On peut regretter le format travaillé par Elio Petri dans À chacun son dû, quand même, qui à mon sens nuit davantage qu'il ne joue en faveur du rythme, de l'immersion et de la sensation d'oppression grandissante autour du personnage principal interprété par Gian Maria Volonté. Même en mettant de côté, pour une fois, tout ce qui a trait à la production cinématographique italienne de l'époque et tout ce qu'elle compte comme soucis techniques de post-synchronisation (à mes yeux en tous cas), je trouve que le cadre est quand même très oppressant, de manière involontaire et désagréable cette fois-ci, avec son recours dénué de parcimonie à des effets un peu grossiers comme le zoom / dézoom et tout ce que la caméra à l'épaule peut induire comme désagréments épileptiques. Je suis aussi à deux doigts de penser que l'interprétation du protagoniste aurait peut-être profité d'un acteur moins charismatique que Volonté car il n'est pas toujours aisé de croire à sa faiblesse psychologique, un point au cœur des enjeux du film, à mesure qu'il explore l'antre des maux italiens.

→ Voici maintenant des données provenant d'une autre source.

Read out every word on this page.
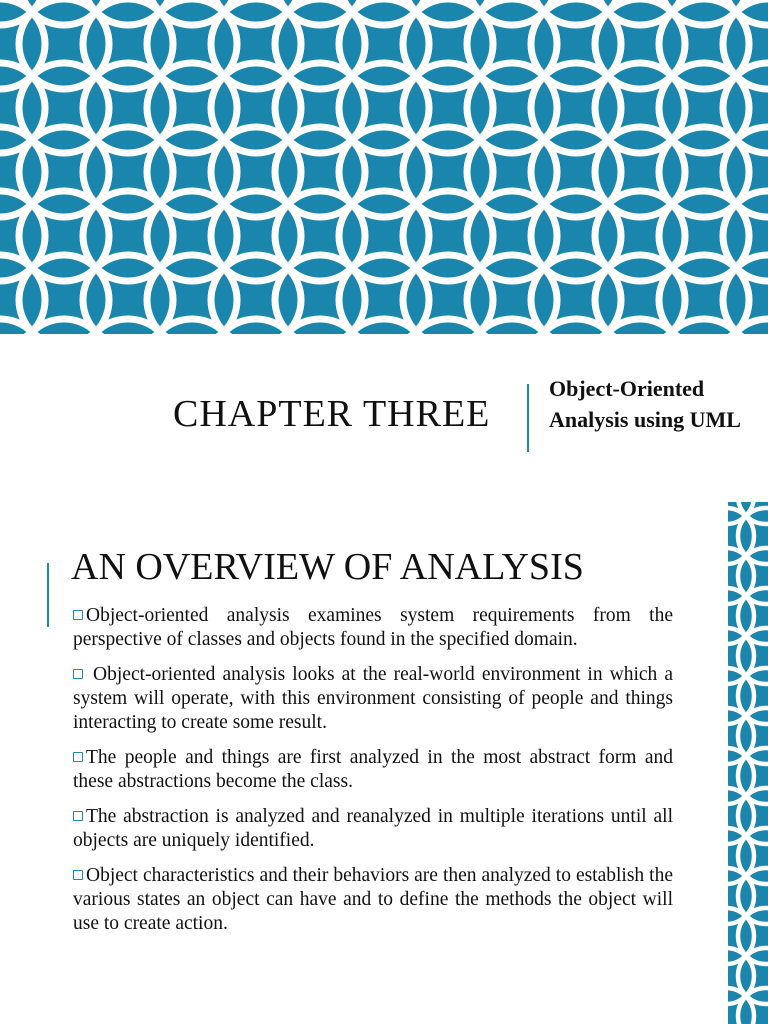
CHAPTER THREE
Object-Oriented Analysis using UML
AN OVERVIEW OF ANALYSIS
Object-oriented analysis examines system requirements from the perspective of classes and objects found in the specified domain.
Object-oriented analysis looks at the real-world environment in which a system will operate, with this environment consisting of people and things interacting to create some result.
The people and things are first analyzed in the most abstract form and these abstractions become the class.
The abstraction is analyzed and reanalyzed in multiple iterations until all objects are uniquely identified.
Object characteristics and their behaviors are then analyzed to establish the various states an object can have and to define the methods the object will use to create action.
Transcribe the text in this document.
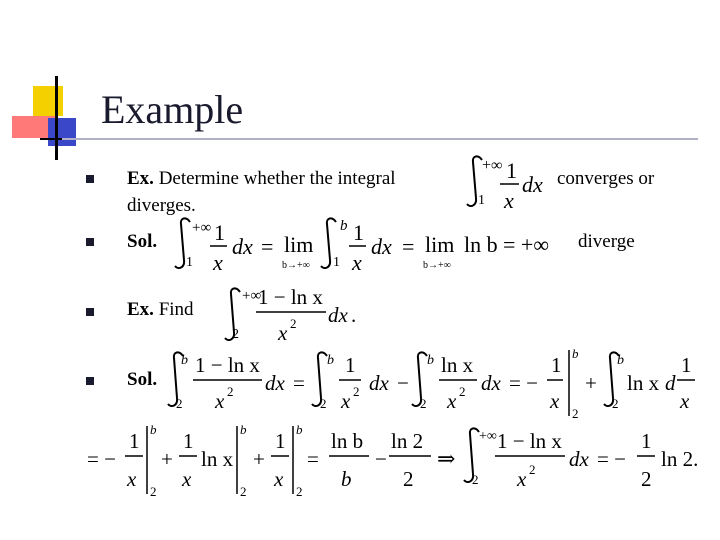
Example
Ex. Determine whether the integral
+∞
1
1
x
dx converges or
diverges.
Sol.
+∞
1
1
x
dx = lim
b→+∞
b
1
1
x
dx = lim
b→+∞
ln b = +∞ diverge
Ex. Find
+∞
2
1 − ln x
x 2 dx .
Sol.
b
2
1 − ln x
x 2 dx =
b
2
1
x 2 dx −
b
2
ln x
x 2 dx = −
1
x
b
2
+
b
2
ln x d
1
x
= −
1
x
b
2
+
1
x
ln x
b
2
+
1
x
b
2
=
ln b
b
−
ln 2
2
⇒
+∞
2
1 − ln x
x 2 dx = −
1
2
ln 2.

Quand un film de Petri commence par le meurtre d'un médecin et d'un pharmacien d'un village sicilien pendant une partie de chasse à la palombe, on se doute qu'il ne sera pas question des apparences avancées en première intention, à savoir des relations extra-conjugales de la part de l'un d'entre eux. Surtout que le spectateur est mis dans la confidence au sujet des lettres de menace que l'autre recevait. Surtout quand c'est un ami à eux qui mène l'enquête et que ce dernier se trouve être un professeur et militant politique...
Il y a plusieurs intérêts dans le développement de cette enquête, à commencer par la description de la culture dans cette région de Sicile, avec ses coutumes, ses notables, et l'emprise de la mafia. Mais le principal argument tourne autour de l'engrenage dans lequel cet homme se fourre, dans un premier temps assez courageux, au-delà de son intégrité nette, mais peu à peu prisonnier d'une certaine impuissance en lien avec sa méconnaissance de l'environnement social dans lequel il évolue. Petit à petit, il perd confiance en lui, il transpire à chaque nouvelle rencontre, il cherche à se faire discret — tout en essayant de se rapprocher de la veuve, très convaincante Irene Papas. L'ampleur grandissante des menaces qui se structurent autour de sa personne contribue à une atmosphère très pesante, en dépit d'une première moitié presque légère en comparaison, surtout si on pense à la façon qu'à Volonté de ne pas lâcher l'affaire et coller aux basques de la notabilité locale. La distance imposée par la narration enferme un peu À chacun son dû dans une froideur typique de ces films politiques italiens des années 60-70, mais le final puissamment tragique (ensevelissement d'un corps dans une carrière abandonnée d'un côté, mariage vécu comme une trahison posthume en grandes pompes de l'autre) permet d'en sortir sur une note très positive.